Young campaign prowered either by moxie or desparir

June 04, 1998|By MICHAEL OLESKER

LARRY YOUNG runs for office on the clear belief that his constituents aren't paying attention. Nothing else explains the naked moxie of a man expelled from the Maryland Senate six months ago who now plans a re-election fund-raiser for next week. What's his campaign slogan: "Elect Me, I Have Not Yet Been Indicted"?

It's probably just a matter of time. Even Young himself, in the grim final hour of his previous life as a state senator, offered the feeblest of defenses. He pleaded naivete. After 24 years in the legislature, after 24 years in which he was regarded as one of the savviest of political insiders, he stood in front of his Senate colleagues last winter and used these phrases:

"I didn't know."

He meant, about conflicts of interest.

"I made a mistake."

He meant, about taking thousands of dollars under the table from financially strapped Coppin State College, and then

performing no work at all for this money, which otherwise could have put more than a score of impoverished kids through school.

"I didn't know I was out of line."

He meant, for taking big money from a health care company angling to do business with the [See Olesker, 4b] state, whose executives knew they had to win favor with the powerful Young.

"I took the car, but"

He meant, about taking a car from an ambulance company doing business with the state.

So pathetic, and so unbelievable, was Young's defense that, when the vote for censure was tallied it was 46 to 1. Only Young voted not to censure Young. And the vote for expulsion was an overwhelming 36 to 10, a vote made more dramatic because it was the first time in more than 200 years that the legislature was forced to make such a gesture of revulsion and contempt.

And now, barely six months later, with prosecutors presenting all sorts of evidence to grand jurors (only this week, they're investigating $91,000 in checks issued by a health care company with close ties to Young), the once-and-perhaps-future state senator is working out last-minute details for a $50-a-head re-election fund-raiser next Thursday at a downtown restaurant, the Baltimore Brewing Company.

Among some political insiders, the thinking behind such a campaign is clear: What else but politics can Young do for a living? He's an expert on health care matters, but so what? Once so lovingly romanced by health care companies hoping for his help in securing lucrative state contracts, he's now become a pariah to them.

He's got his own private business - the LY Group, in West Baltimore, specializing in the business of health care - but that firm's existence depended overwhelmingly on Young's special insider status in state government, and was at the very heart of his Senate expulsion.

"Without that connection," a political insider was saying yesterday, "he can't do anything for these firms. And they can't hire him, because he's damaged goods. So what's he got left but to run for office again, and hope to brazen it out?"

His fund-raiser tickets refer to "State Senator Larry Young" - as though none of this expulsion business ever took place - and call him "hard-working, un-bought, un-bossed." If elected, he would return to the Senate as a member in good standing, assigned to a committee and given the same privileges as any other member - subject to change only if he's criminally convicted out of either state or federal investigations.

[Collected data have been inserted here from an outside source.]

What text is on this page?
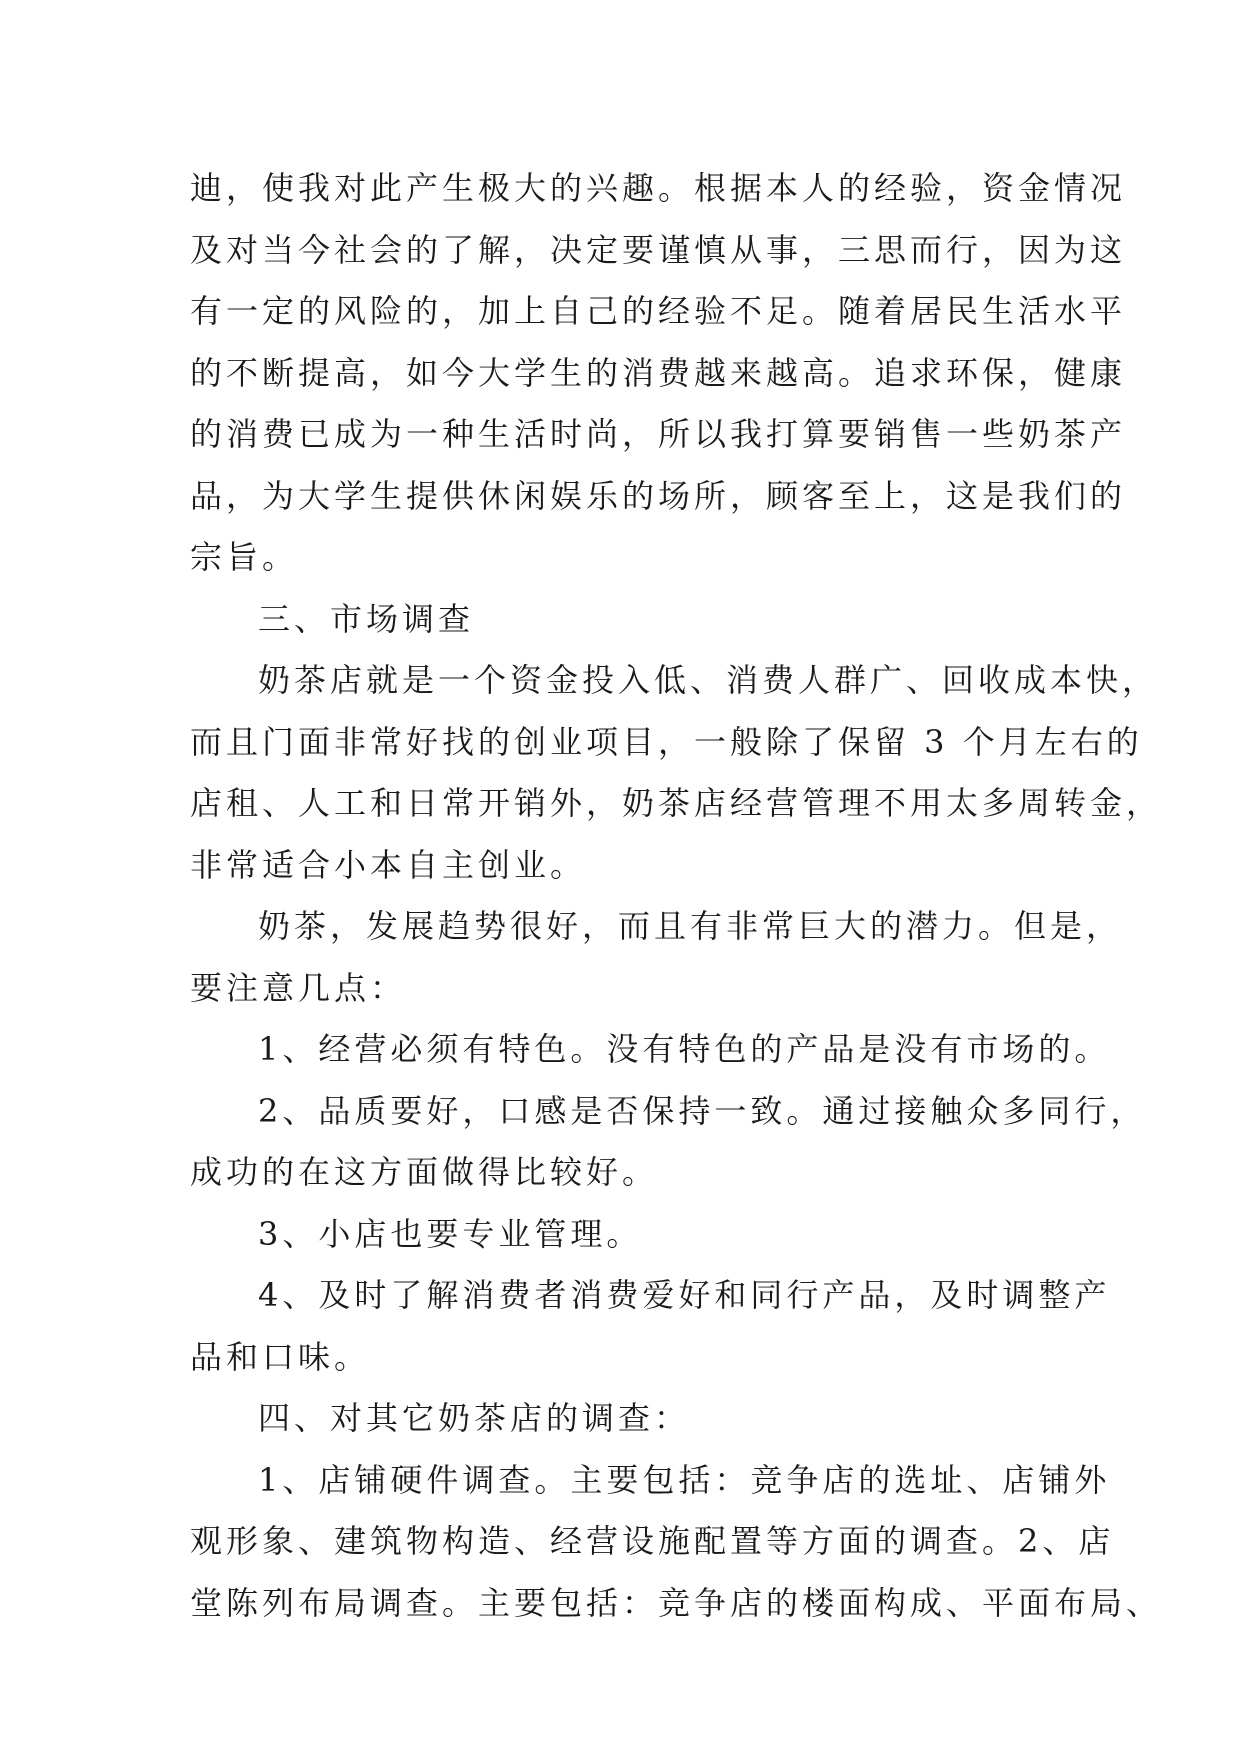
迪，使我对此产生极大的兴趣。根据本人的经验，资金情况
及对当今社会的了解，决定要谨慎从事，三思而行，因为这
有一定的风险的，加上自己的经验不足。随着居民生活水平
的不断提高，如今大学生的消费越来越高。追求环保，健康
的消费已成为一种生活时尚，所以我打算要销售一些奶茶产
品，为大学生提供休闲娱乐的场所，顾客至上，这是我们的
宗旨。
三、市场调查
奶茶店就是一个资金投入低、消费人群广、回收成本快，
而且门面非常好找的创业项目，一般除了保留 3 个月左右的
店租、人工和日常开销外，奶茶店经营管理不用太多周转金，
非常适合小本自主创业。
奶茶，发展趋势很好，而且有非常巨大的潜力。但是，
要注意几点：
1、经营必须有特色。没有特色的产品是没有市场的。
2、品质要好，口感是否保持一致。通过接触众多同行，
成功的在这方面做得比较好。
3、小店也要专业管理。
4、及时了解消费者消费爱好和同行产品，及时调整产
品和口味。
四、对其它奶茶店的调查：
1、店铺硬件调查。主要包括：竞争店的选址、店铺外
观形象、建筑物构造、经营设施配置等方面的调查。2、店
堂陈列布局调查。主要包括：竞争店的楼面构成、平面布局、
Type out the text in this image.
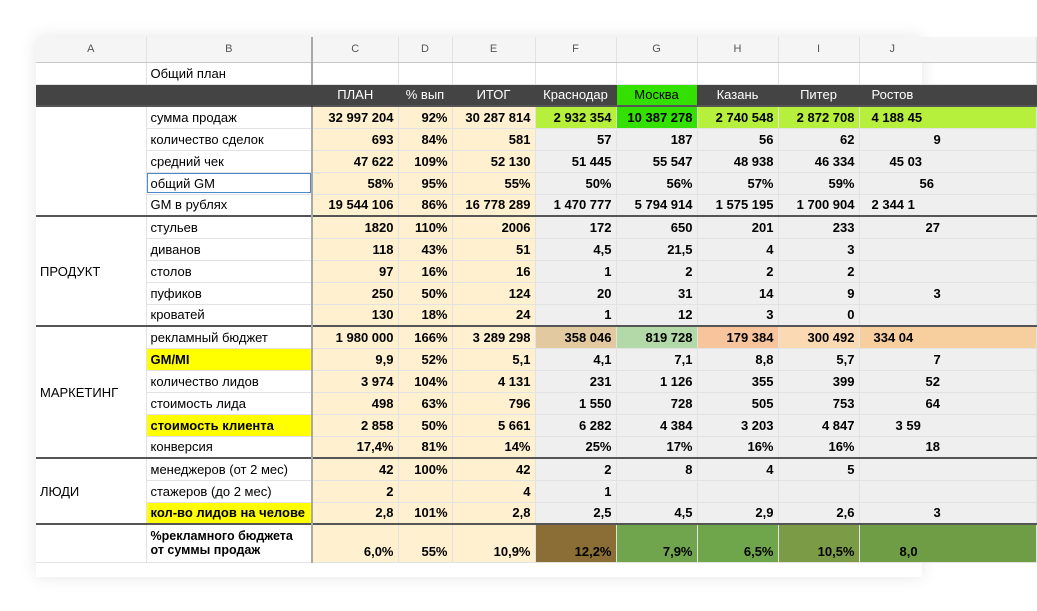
A	B	C	D	E	F	G	H	I	J
	Общий план								
		ПЛАН	% вып	ИТОГ	Краснодар	Москва	Казань	Питер	Ростов
	сумма продаж	32 997 204	92%	30 287 814	2 932 354	10 387 278	2 740 548	2 872 708	4 188 45
	количество сделок	693	84%	581	57	187	56	62	9
	средний чек	47 622	109%	52 130	51 445	55 547	48 938	46 334	45 03
	общий GM	58%	95%	55%	50%	56%	57%	59%	56
	GM в рублях	19 544 106	86%	16 778 289	1 470 777	5 794 914	1 575 195	1 700 904	2 344 1
ПРОДУКТ	стульев	1820	110%	2006	172	650	201	233	27
	диванов	118	43%	51	4,5	21,5	4	3	
	столов	97	16%	16	1	2	2	2	
	пуфиков	250	50%	124	20	31	14	9	3
	кроватей	130	18%	24	1	12	3	0	
МАРКЕТИНГ	рекламный бюджет	1 980 000	166%	3 289 298	358 046	819 728	179 384	300 492	334 04
	GM/MI	9,9	52%	5,1	4,1	7,1	8,8	5,7	7
	количество лидов	3 974	104%	4 131	231	1 126	355	399	52
	стоимость лида	498	63%	796	1 550	728	505	753	64
	стоимость клиента	2 858	50%	5 661	6 282	4 384	3 203	4 847	3 59
	конверсия	17,4%	81%	14%	25%	17%	16%	16%	18
ЛЮДИ	менеджеров (от 2 мес)	42	100%	42	2	8	4	5	
	стажеров (до 2 мес)	2		4	1				
	кол-во лидов на челове	2,8	101%	2,8	2,5	4,5	2,9	2,6	3
	%рекламного бюджета
от суммы продаж	6,0%	55%	10,9%	12,2%	7,9%	6,5%	10,5%	8,0
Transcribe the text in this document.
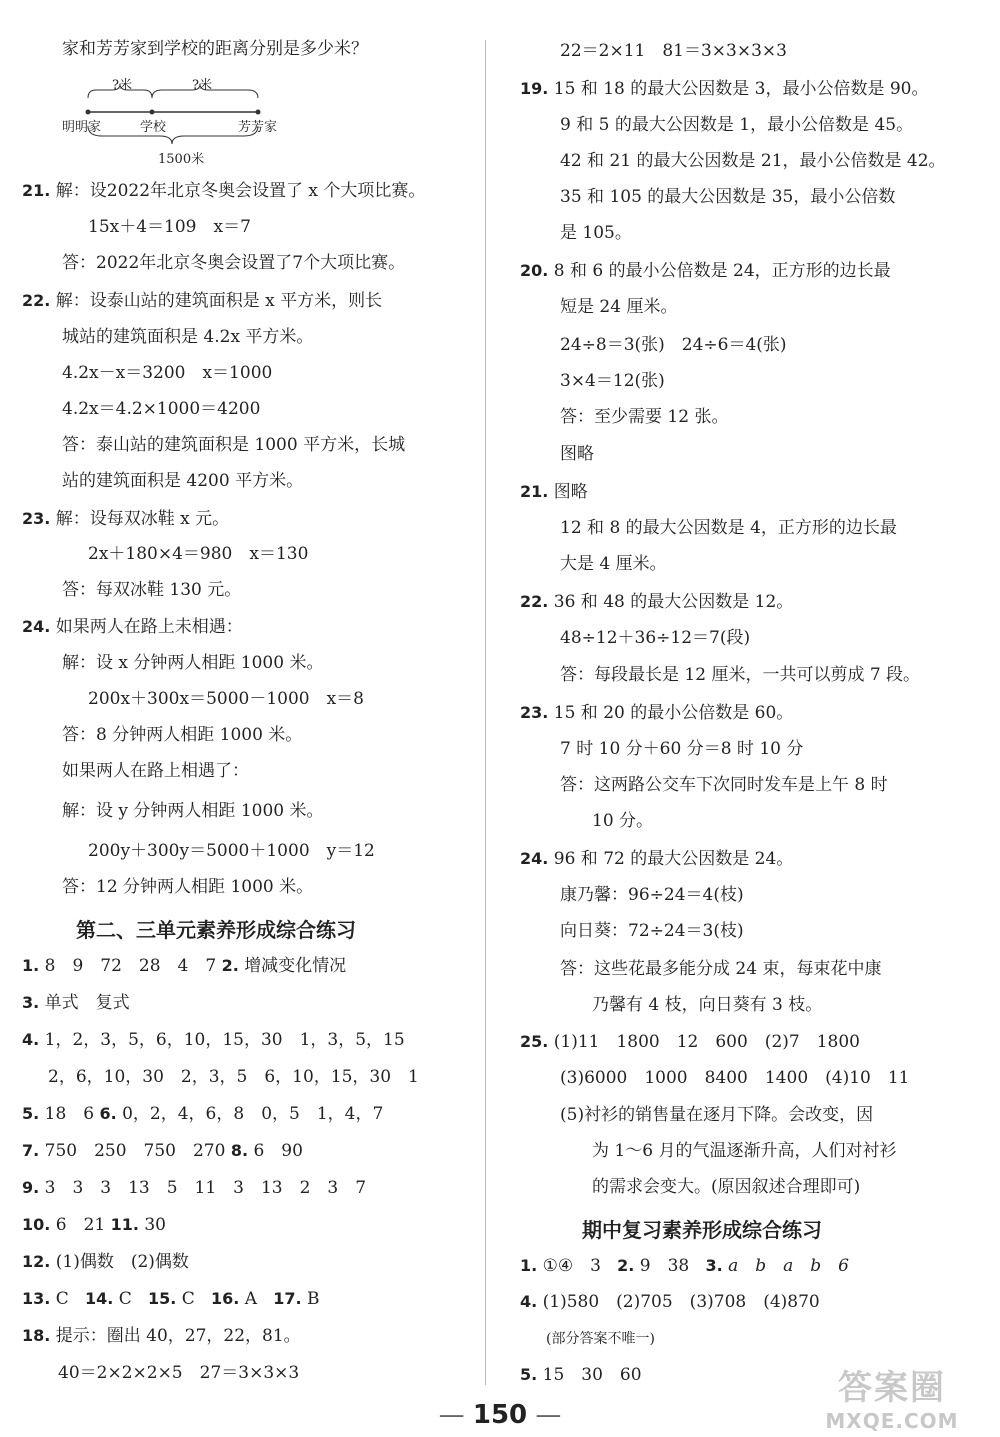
家和芳芳家到学校的距离分别是多少米？
?米	?米
明明家	学校	芳芳家
1500米
21. 解：设2022年北京冬奥会设置了 x 个大项比赛。
15x＋4＝109　x＝7
答：2022年北京冬奥会设置了7个大项比赛。
22. 解：设泰山站的建筑面积是 x 平方米，则长
城站的建筑面积是 4.2x 平方米。
4.2x－x＝3200　x＝1000
4.2x＝4.2×1000＝4200
答：泰山站的建筑面积是 1000 平方米，长城
站的建筑面积是 4200 平方米。
23. 解：设每双冰鞋 x 元。
2x＋180×4＝980　x＝130
答：每双冰鞋 130 元。
24. 如果两人在路上未相遇：
解：设 x 分钟两人相距 1000 米。
200x＋300x＝5000－1000　x＝8
答：8 分钟两人相距 1000 米。
如果两人在路上相遇了：
解：设 y 分钟两人相距 1000 米。
200y＋300y＝5000＋1000　y＝12
答：12 分钟两人相距 1000 米。
第二、三单元素养形成综合练习
1. 8　9　72　28　4　7 2. 增减变化情况
3. 单式　复式
4. 1，2，3，5，6，10，15，30　1，3，5，15
2，6，10，30　2，3，5　6，10，15，30　1
5. 18　6 6. 0，2，4，6，8　0，5　1，4，7
7. 750　250　750　270 8. 6　90
9. 3　3　3　13　5　11　3　13　2　3　7
10. 6　21 11. 30
12. (1)偶数　(2)偶数
13. C 14. C 15. C 16. A 17. B
18. 提示：圈出 40，27，22，81。
40＝2×2×2×5　27＝3×3×3
22＝2×11　81＝3×3×3×3
19. 15 和 18 的最大公因数是 3，最小公倍数是 90。
9 和 5 的最大公因数是 1，最小公倍数是 45。
42 和 21 的最大公因数是 21，最小公倍数是 42。
35 和 105 的最大公因数是 35，最小公倍数
是 105。
20. 8 和 6 的最小公倍数是 24，正方形的边长最
短是 24 厘米。
24÷8＝3(张)　24÷6＝4(张)
3×4＝12(张)
答：至少需要 12 张。
图略
21. 图略
12 和 8 的最大公因数是 4，正方形的边长最
大是 4 厘米。
22. 36 和 48 的最大公因数是 12。
48÷12＋36÷12＝7(段)
答：每段最长是 12 厘米，一共可以剪成 7 段。
23. 15 和 20 的最小公倍数是 60。
7 时 10 分＋60 分＝8 时 10 分
答：这两路公交车下次同时发车是上午 8 时
10 分。
24. 96 和 72 的最大公因数是 24。
康乃馨：96÷24＝4(枝)
向日葵：72÷24＝3(枝)
答：这些花最多能分成 24 束，每束花中康
乃馨有 4 枝，向日葵有 3 枝。
25. (1)11　1800　12　600　(2)7　1800
(3)6000　1000　8400　1400　(4)10　11
(5)衬衫的销售量在逐月下降。会改变，因
为 1～6 月的气温逐渐升高，人们对衬衫
的需求会变大。(原因叙述合理即可)
期中复习素养形成综合练习
1. ①④　3 2. 9　38 3. a　b　a　b　6
4. (1)580　(2)705　(3)708　(4)870
(部分答案不唯一)
5. 15　30　60
— 150 —
答案圈
MXQE.COM
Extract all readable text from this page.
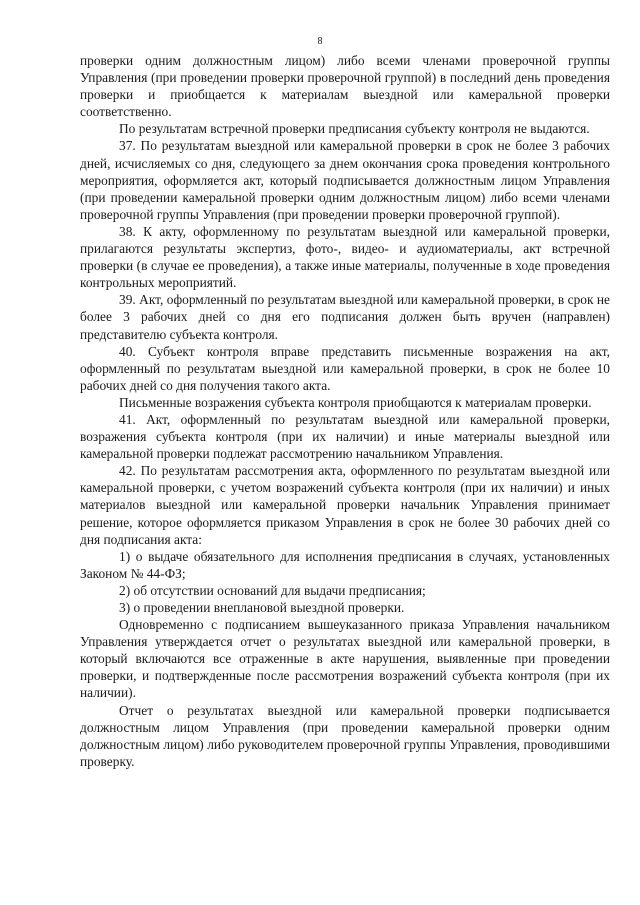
8

проверки одним должностным лицом) либо всеми членами проверочной группы Управления (при проведении проверки проверочной группой) в последний день проведения проверки и приобщается к материалам выездной или камеральной проверки соответственно.

По результатам встречной проверки предписания субъекту контроля не выдаются.

37. По результатам выездной или камеральной проверки в срок не более 3 рабочих дней, исчисляемых со дня, следующего за днем окончания срока проведения контрольного мероприятия, оформляется акт, который подписывается должностным лицом Управления (при проведении камеральной проверки одним должностным лицом) либо всеми членами проверочной группы Управления (при проведении проверки проверочной группой).

38. К акту, оформленному по результатам выездной или камеральной проверки, прилагаются результаты экспертиз, фото-, видео- и аудиоматериалы, акт встречной проверки (в случае ее проведения), а также иные материалы, полученные в ходе проведения контрольных мероприятий.

39. Акт, оформленный по результатам выездной или камеральной проверки, в срок не более 3 рабочих дней со дня его подписания должен быть вручен (направлен) представителю субъекта контроля.

40. Субъект контроля вправе представить письменные возражения на акт, оформленный по результатам выездной или камеральной проверки, в срок не более 10 рабочих дней со дня получения такого акта.

Письменные возражения субъекта контроля приобщаются к материалам проверки.

41. Акт, оформленный по результатам выездной или камеральной проверки, возражения субъекта контроля (при их наличии) и иные материалы выездной или камеральной проверки подлежат рассмотрению начальником Управления.

42. По результатам рассмотрения акта, оформленного по результатам выездной или камеральной проверки, с учетом возражений субъекта контроля (при их наличии) и иных материалов выездной или камеральной проверки начальник Управления принимает решение, которое оформляется приказом Управления в срок не более 30 рабочих дней со дня подписания акта:

1) о выдаче обязательного для исполнения предписания в случаях, установленных Законом № 44-ФЗ;

2) об отсутствии оснований для выдачи предписания;

3) о проведении внеплановой выездной проверки.

Одновременно с подписанием вышеуказанного приказа Управления начальником Управления утверждается отчет о результатах выездной или камеральной проверки, в который включаются все отраженные в акте нарушения, выявленные при проведении проверки, и подтвержденные после рассмотрения возражений субъекта контроля (при их наличии).

Отчет о результатах выездной или камеральной проверки подписывается должностным лицом Управления (при проведении камеральной проверки одним должностным лицом) либо руководителем проверочной группы Управления, проводившими проверку.
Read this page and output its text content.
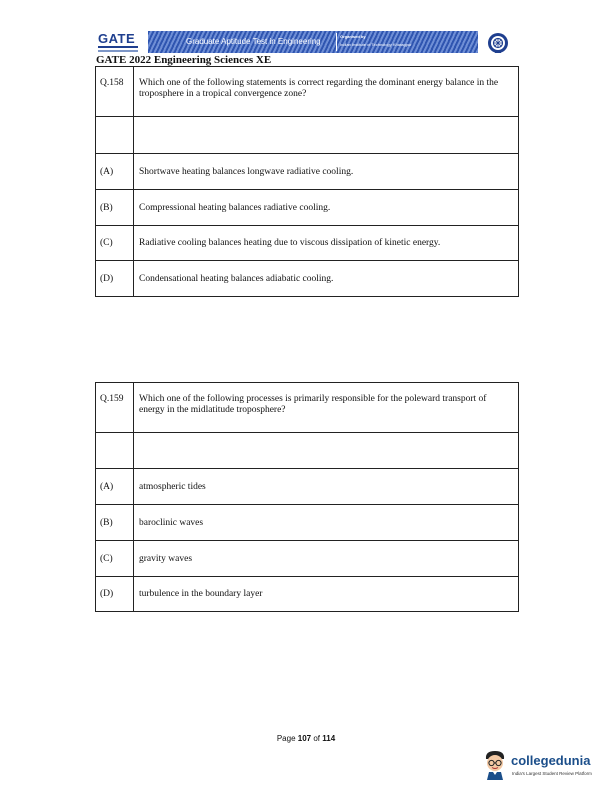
GATE	Graduate Aptitude Test in Engineering
Organised by
Indian Institute of Technology Kharagpur
GATE 2022 Engineering Sciences XE
Q.158	Which one of the following statements is correct regarding the dominant energy balance in the troposphere in a tropical convergence zone?

(A)	Shortwave heating balances longwave radiative cooling.
(B)	Compressional heating balances radiative cooling.
(C)	Radiative cooling balances heating due to viscous dissipation of kinetic energy.
(D)	Condensational heating balances adiabatic cooling.
Q.159	Which one of the following processes is primarily responsible for the poleward transport of energy in the midlatitude troposphere?

(A)	atmospheric tides
(B)	baroclinic waves
(C)	gravity waves
(D)	turbulence in the boundary layer
Page 107 of 114
collegedunia
India's Largest Student Review Platform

Young has remained uncharacteristically quiet through all of this, though some political allies who supported him last winter are not.

Del. Clarence M. Mitchell IV, for instance. "When you're there for folks, people don't forget," Mitchell said.

That's willfully superficial and misleading, and Mitchell knows it. In fact, it touches on the great tragedy of Larry Young. Yes, he understood his constituents' troubles and worked to alleviate them. Yes, their needs are some of the greatest in the state. For many years, those with political muscle in Annapolis neglected the problems of West Baltimore, for reasons relating to race, to money, and to sheer indifference.

When Young arrived, he learned the insider's game, learned how to trade favors, learned how to turn out the vote, learned how to use power in constructive ways.

But he also learned how to manipulate it when he imagined nobody was looking. Grand jurors have been given damning information about Young's financial activities. But, even if there were no criminal investigation, the facts already revealed in public, the pitiful defenses Young has offered, and the gesture of official revulsion by his former colleagues all tell a lamentable story.

For Young to run for re-election in the face of all this is breathtaking. That he might be re-elected could only mean that voters aren't paying attention. If they were, they'd realize they're being played for suckers.